Today Steven Den Beste, interesting as always, cites Ken Arrow’s result that “all electoral systems are flawed in one way or another.” This is true, as far as it goes, but inexact. More precisely, Arrow proved that no electoral system can, in every case, so long as more than two choices are involved, accurately reflect the subjective preferences of the electorate. Still more precisely, he proved that no election can meet all of a fairly long list of plausible-sounding “fairness conditions.” Den Beste confuses two kinds of failure when he writes:
The same thing goes for electoral systems. No matter which you consider, it is always possible to construct a scenario where it fails and clearly gets the wrong answer. Arrow proved it. What you do, instead, is to try to make sure that failures are rare, and the consequences of them are not serious. Ideally you’d like to engineer the electoral system in such a way that structurally it is resistant to critical failures, but that may not be possible and it may be necessary to get above the level of signal processing and start applying semantic filtration.
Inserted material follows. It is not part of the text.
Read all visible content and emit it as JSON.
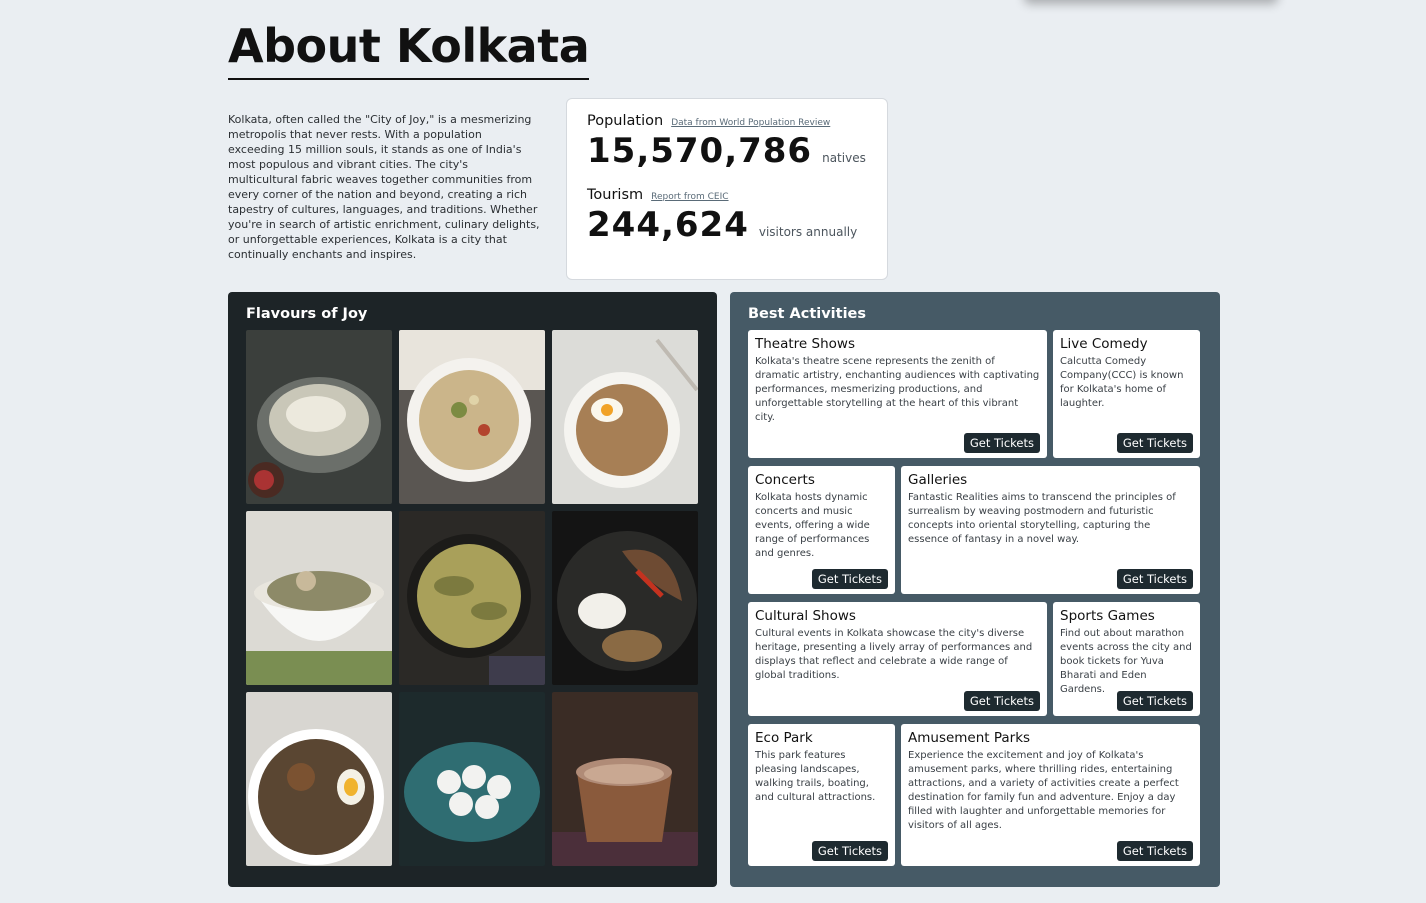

In the case of the American electoral system, the founders decided that there were certain specific issues which were much too important to risk. The consequences of failure in these areas was perceived to be so great that even if the chance of failure was low, it had to be prevented. So they passed the Bill of Rights.
Arrow’s result assumes mob rule, electoral preference, to be the desideratum: he addresses himself to means, not ends. The Founders had larger considerations. They designed the Bill of Rights to protect certain liberties against mob rule. If the American electorate votes to repeal, say, freedom of assembly, this is a catastrophe, but not a “failure” by Arrow’s lights. I agree with Den Beste about “the wisdom of the Founders to put certain decisions beyond the reach of the normal electoral process” and I share his preference for “a system with a high degree of noise rejection,” but these questions have nothing to do with group decision theory. Suppose it were possible to design a “perfect” election, in the Arrovian sense. Wouldn’t the Bill of Rights still be an excellent idea?
I did not see any references to non-pluralistic systems. Why restrict ourselves to pluralistic ballots?